取材・レポート:垣端たくみ(生態会事務局)、中野敦志(ライター)

大谷諒馬氏(おおたにりょうま)氏 略歴
1996年大阪府出身。近畿大学在学中に、古殿教授と共に株式会社古殿研究所を共同で創業。2022年に設立された同社では、「”飲む”を通して皆のなりたい状態を叶える。」をビジョンに掲げ、オフィス向けのパーソナライズ・サプリドリンク「DRIGGER」の開発と運用を手掛けている。主な受賞歴として、キャンパスベンチャーグランプリでは大阪大会で最優秀賞、全国大会でJVCA賞を受賞。また、関西若手起業家ピッチコンテストvol.7では最優秀賞を獲得し、経済産業省主催の起業家育成プログラム「始動 Next Innovator」の9期生としてシリコンバレー派遣メンバーにも選抜。
■いま飲みたいのはコレ!を叶えるサプリドリンク
生態会ライター 中野(以下、中野):今日はよろしくお願いします。すでに活力が満ちていますね。お話を楽しみにしております。早速ですが、古殿研究所の事業内容を教えてください。

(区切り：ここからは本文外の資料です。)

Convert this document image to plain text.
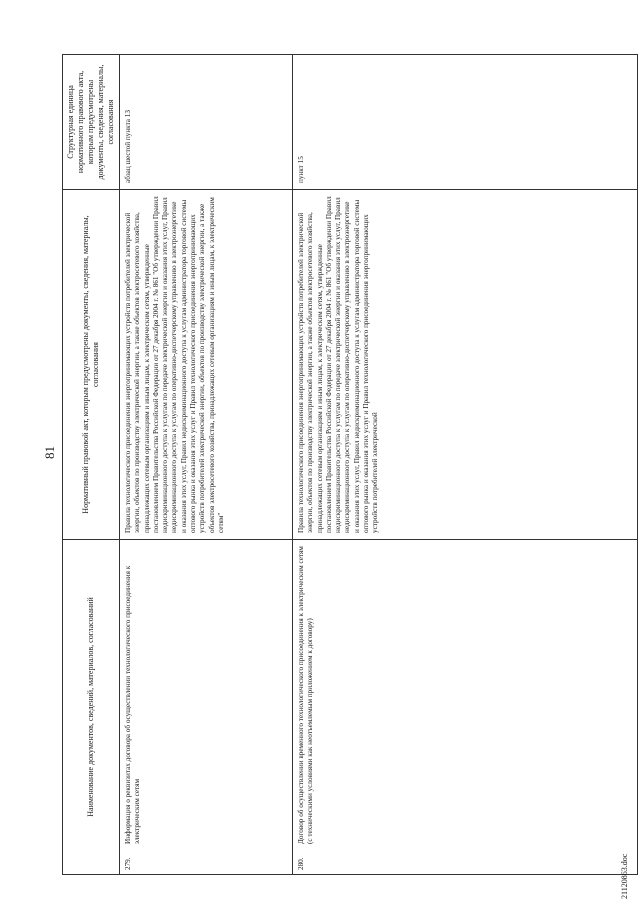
81
Наименование документов, сведений, материалов, согласований	Нормативный правовой акт, которым предусмотрены документы, сведения, материалы, согласования	Структурная единица нормативного правового акта, которым предусмотрены документы, сведения, материалы, согласования

279.
Информация о реквизитах договора об осуществлении технологического присоединения к электрическим сетям	Правила технологического присоединения энергопринимающих устройств потребителей электрической энергии, объектов по производству электрической энергии, а также объектов электросетевого хозяйства, принадлежащих сетевым организациям и иным лицам, к электрическим сетям, утвержденные постановлением Правительства Российской Федерации от 27 декабря 2004 г. № 861 "Об утверждении Правил недискриминационного доступа к услугам по передаче электрической энергии и оказания этих услуг, Правил недискриминационного доступа к услугам по оперативно-диспетчерскому управлению в электроэнергетике и оказания этих услуг, Правил недискриминационного доступа к услугам администратора торговой системы оптового рынка и оказания этих услуг и Правил технологического присоединения энергопринимающих устройств потребителей электрической энергии, объектов по производству электрической энергии, а также объектов электросетевого хозяйства, принадлежащих сетевым организациям и иным лицам, к электрическим сетям"	абзац шестой пункта 13

280.
Договор об осуществлении временного технологического присоединения к электрическим сетям (с техническими условиями как неотъемлемым приложением к договору)	Правила технологического присоединения энергопринимающих устройств потребителей электрической энергии, объектов по производству электрической энергии, а также объектов электросетевого хозяйства, принадлежащих сетевым организациям и иным лицам, к электрическим сетям, утвержденные постановлением Правительства Российской Федерации от 27 декабря 2004 г. № 861 "Об утверждении Правил недискриминационного доступа к услугам по передаче электрической энергии и оказания этих услуг, Правил недискриминационного доступа к услугам по оперативно-диспетчерскому управлению в электроэнергетике и оказания этих услуг, Правил недискриминационного доступа к услугам администратора торговой системы оптового рынка и оказания этих услуг и Правил технологического присоединения энергопринимающих устройств потребителей электрической	пункт 15
21120863.doc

株式会社古殿研究所 大谷氏(以下、大谷氏):ありがとうございます。企業内にドリンクサーバーを設置し、飲みたいときに、味と量、そしてサプリメント効果を調合して飲める、自分オリジナルのパーソナライズ・サプリドリンク「DRIGGER」を提供する事業を行っています。
中野:それは、まるで機械の中にバーテンダーがいるような感覚ですか?
大谷氏:まさに、その通りで、実は以前、大阪の京橋にあるNTT西日本のオープンイノベーション施設「QUINTBRIDGE」で、パーソナライズ・サプリドリンクの実証実験をしました。私自身がバーテンダーになり、お越しになられる方に対して、ニーズや味の好み、量を聞いて目の前で調合するバーテンダーとして、1日店長を5日間させていただきました。

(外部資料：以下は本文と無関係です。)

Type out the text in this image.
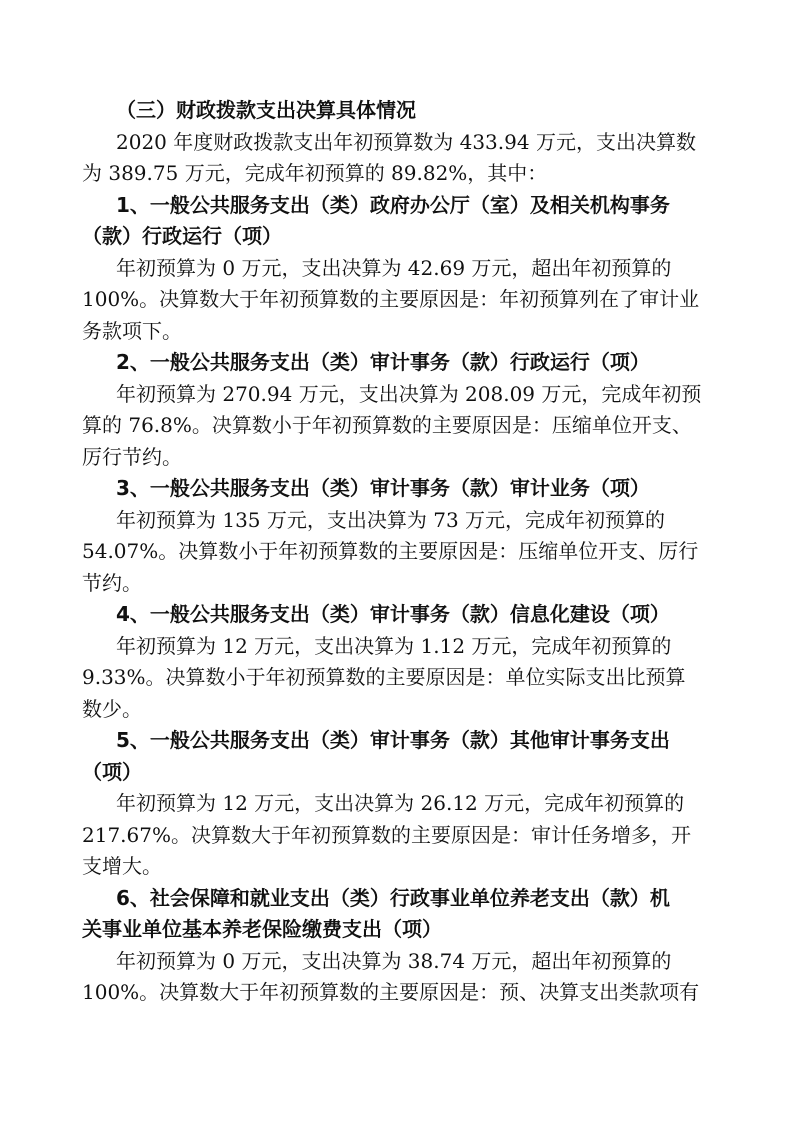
（三）财政拨款支出决算具体情况
2020 年度财政拨款支出年初预算数为 433.94 万元，支出决算数
为 389.75 万元，完成年初预算的 89.82%，其中：
1、一般公共服务支出（类）政府办公厅（室）及相关机构事务
（款）行政运行（项）
年初预算为 0 万元，支出决算为 42.69 万元，超出年初预算的
100%。决算数大于年初预算数的主要原因是：年初预算列在了审计业
务款项下。
2、一般公共服务支出（类）审计事务（款）行政运行（项）
年初预算为 270.94 万元，支出决算为 208.09 万元，完成年初预
算的 76.8%。决算数小于年初预算数的主要原因是：压缩单位开支、
厉行节约。
3、一般公共服务支出（类）审计事务（款）审计业务（项）
年初预算为 135 万元，支出决算为 73 万元，完成年初预算的
54.07%。决算数小于年初预算数的主要原因是：压缩单位开支、厉行
节约。
4、一般公共服务支出（类）审计事务（款）信息化建设（项）
年初预算为 12 万元，支出决算为 1.12 万元，完成年初预算的
9.33%。决算数小于年初预算数的主要原因是：单位实际支出比预算
数少。
5、一般公共服务支出（类）审计事务（款）其他审计事务支出
（项）
年初预算为 12 万元，支出决算为 26.12 万元，完成年初预算的
217.67%。决算数大于年初预算数的主要原因是：审计任务增多，开
支增大。
6、社会保障和就业支出（类）行政事业单位养老支出（款）机
关事业单位基本养老保险缴费支出（项）
年初预算为 0 万元，支出决算为 38.74 万元，超出年初预算的
100%。决算数大于年初预算数的主要原因是：预、决算支出类款项有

それが好評で、「これはいける!」と感じたので、実際の調合技術を用いたドリンクサーバーを製作する決断に至りました。その後、「DRIGGER」のコンセプトモデル機も「QUINTBRIDGE」に置いてもらっています。

中野:このパーソナライズ・サプリドリンク「DRIGGER」をやろうと思ったきっかけは、何だったのですか?

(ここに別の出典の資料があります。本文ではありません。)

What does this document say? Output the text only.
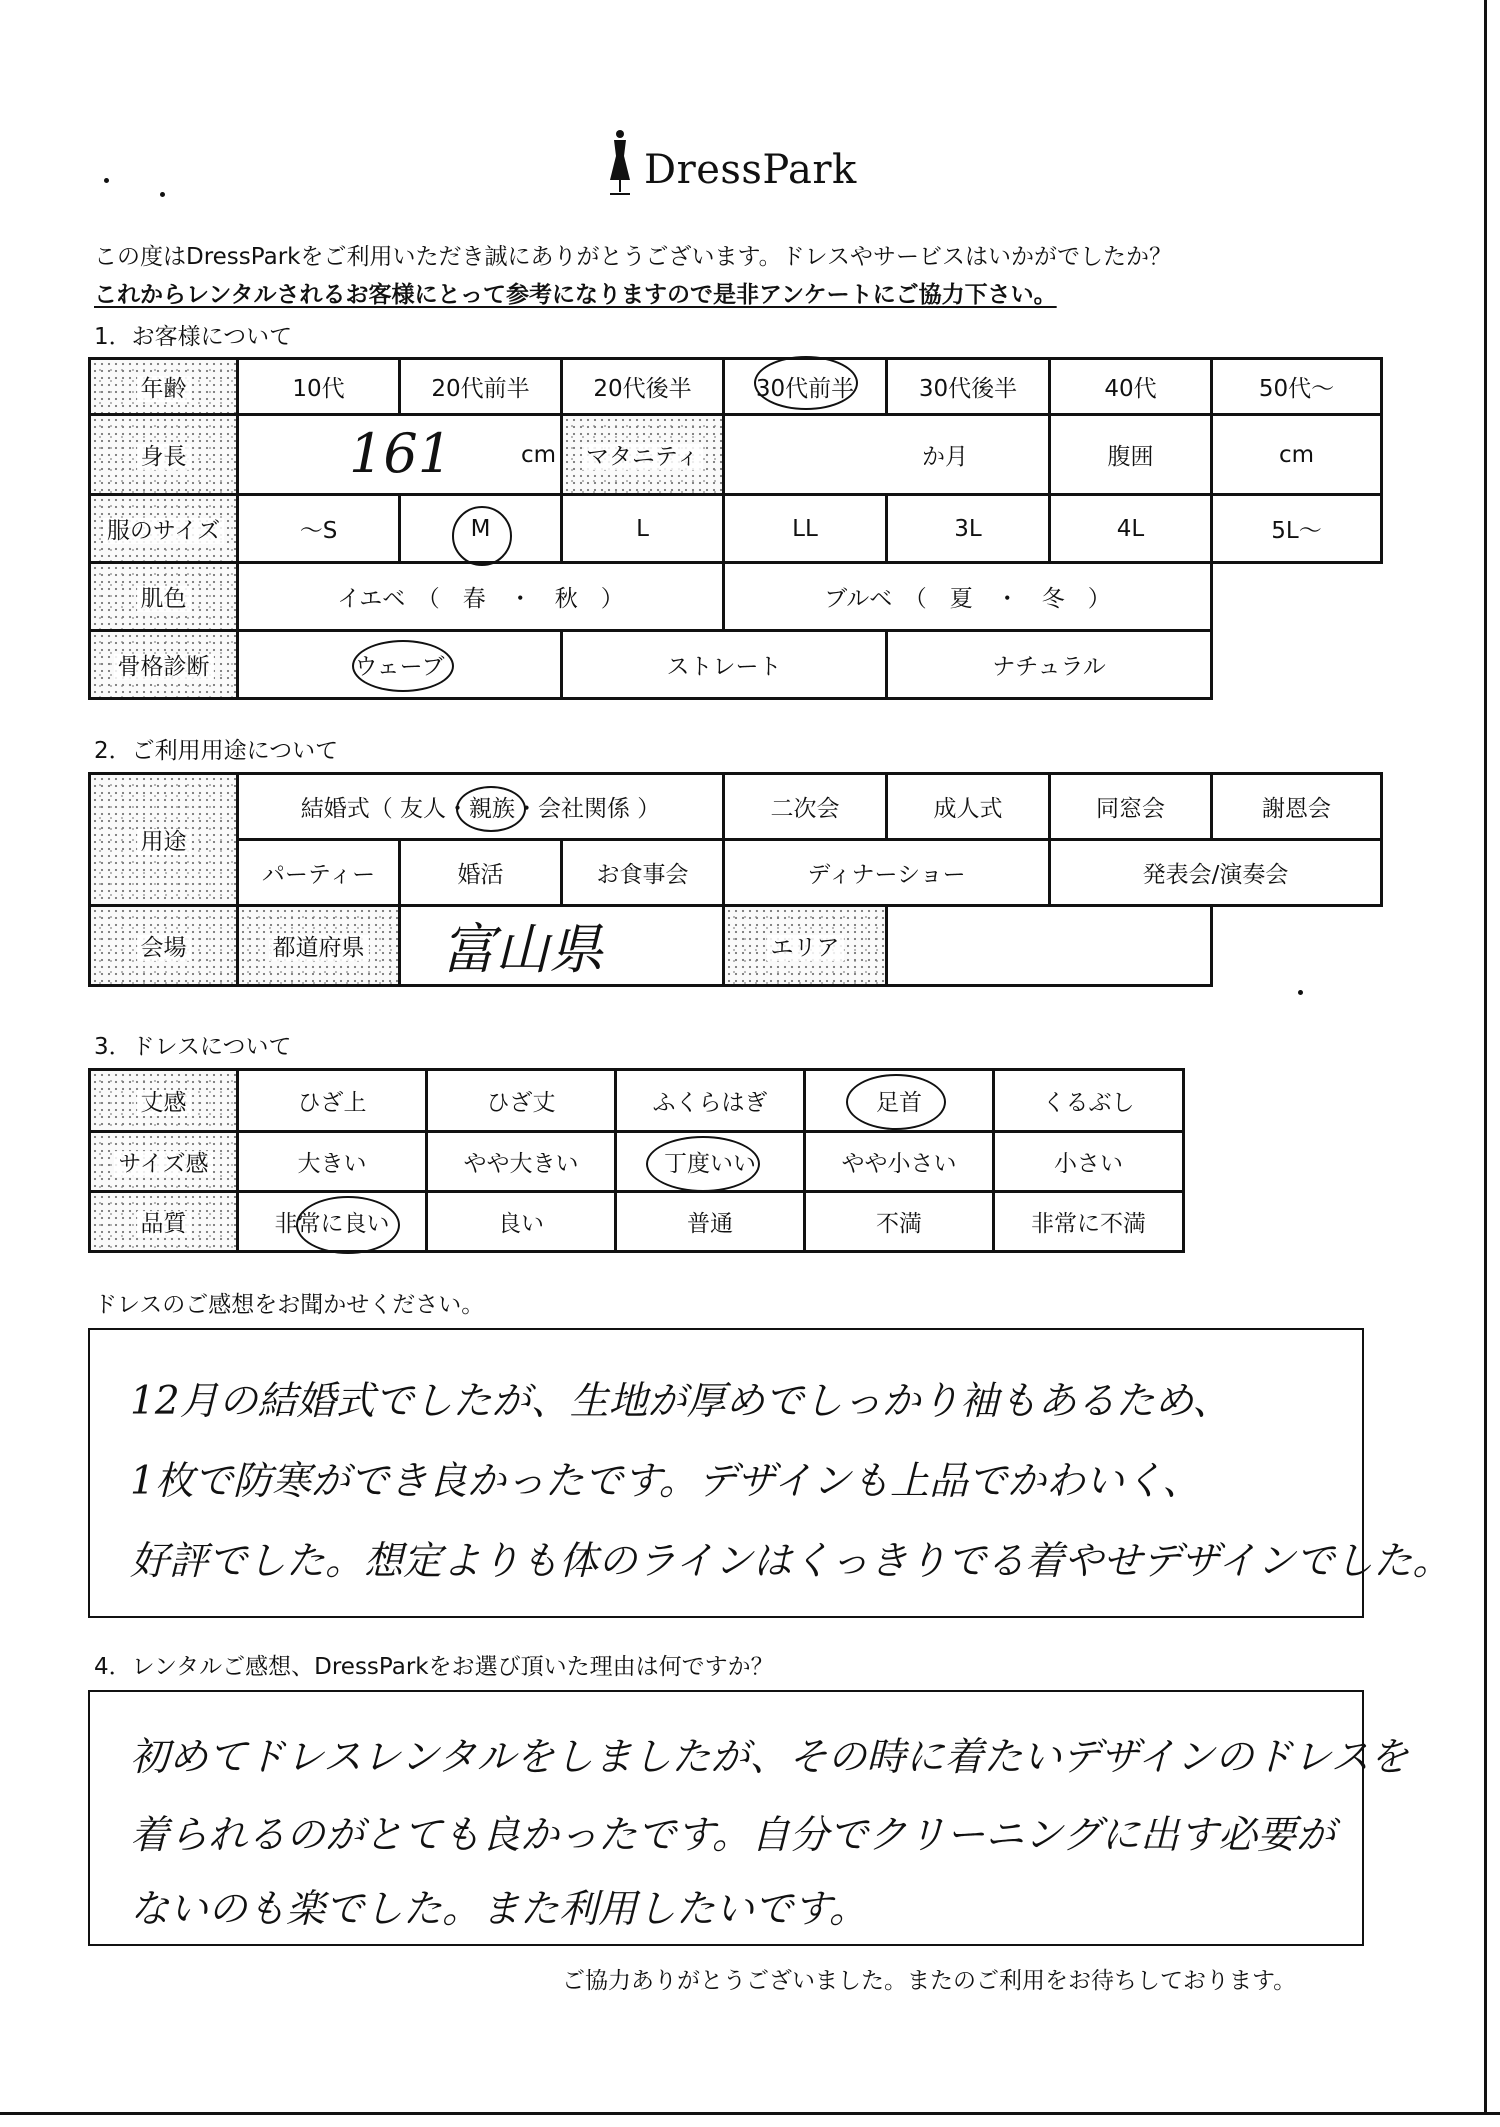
DressPark
この度はDressParkをご利用いただき誠にありがとうございます。ドレスやサービスはいかがでしたか？
これからレンタルされるお客様にとって参考になりますので是非アンケートにご協力下さい。
1．お客様について
年齢	10代	20代前半	20代後半	30代前半	30代後半	40代	50代～
身長	161 cm		マタニティ	か月		腹囲	cm
服のサイズ	～S	M	L	LL	3L	4L	5L～
肌色	イエベ　（　春　・　秋　）			ブルベ　（　夏　・　冬　）			
骨格診断	ウェーブ		ストレート		ナチュラル		
2．ご利用用途について
用途	結婚式（ 友人・親族・会社関係 ）			二次会	成人式	同窓会	謝恩会
	パーティー	婚活	お食事会	ディナーショー		発表会/演奏会	
会場	都道府県	富山県		エリア			
3．ドレスについて
丈感	ひざ上	ひざ丈	ふくらはぎ	足首	くるぶし
サイズ感	大きい	やや大きい	丁度いい	やや小さい	小さい
品質	非常に良い	良い	普通	不満	非常に不満
ドレスのご感想をお聞かせください。
12月の結婚式でしたが、生地が厚めでしっかり袖もあるため、
1枚で防寒ができ良かったです。デザインも上品でかわいく、
好評でした。想定よりも体のラインはくっきりでる着やせデザインでした。
4．レンタルご感想、DressParkをお選び頂いた理由は何ですか？
初めてドレスレンタルをしましたが、その時に着たいデザインのドレスを
着られるのがとても良かったです。自分でクリーニングに出す必要が
ないのも楽でした。また利用したいです。
ご協力ありがとうございました。またのご利用をお待ちしております。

大谷氏:大学時代のゼミで、民間大手飲料会社とドリンクの自動販売機の購買行動に関する共同研究を行っていました。この研究の中で、大きく2点の課題について考えました。1つ目は「人は本当にそれが欲しいと思って購入しているのだろうか?」という疑問です。
2つ目はこの共同研究を通じて、自動販売機ビジネスは意外と利益が少ないという気づきです。工場でボトリングして、物流コストを掛けて運び、自動販売機が設置してある場所で販売するというサプライチェーンの構造。重くて大きいが単価の安い商品なので、物流コスト比率が大きい上に、頑強な自動販売機を製造し、設置して場所代までかかる。たくさん販売できたとしても、単価が安い上にコストが高い。
これら2つの課題を解決すれば、そこにニーズとビジネスが両立するのではないか?そう思って作ったのが、今回のパーソナライズ・サプリドリンク事業です。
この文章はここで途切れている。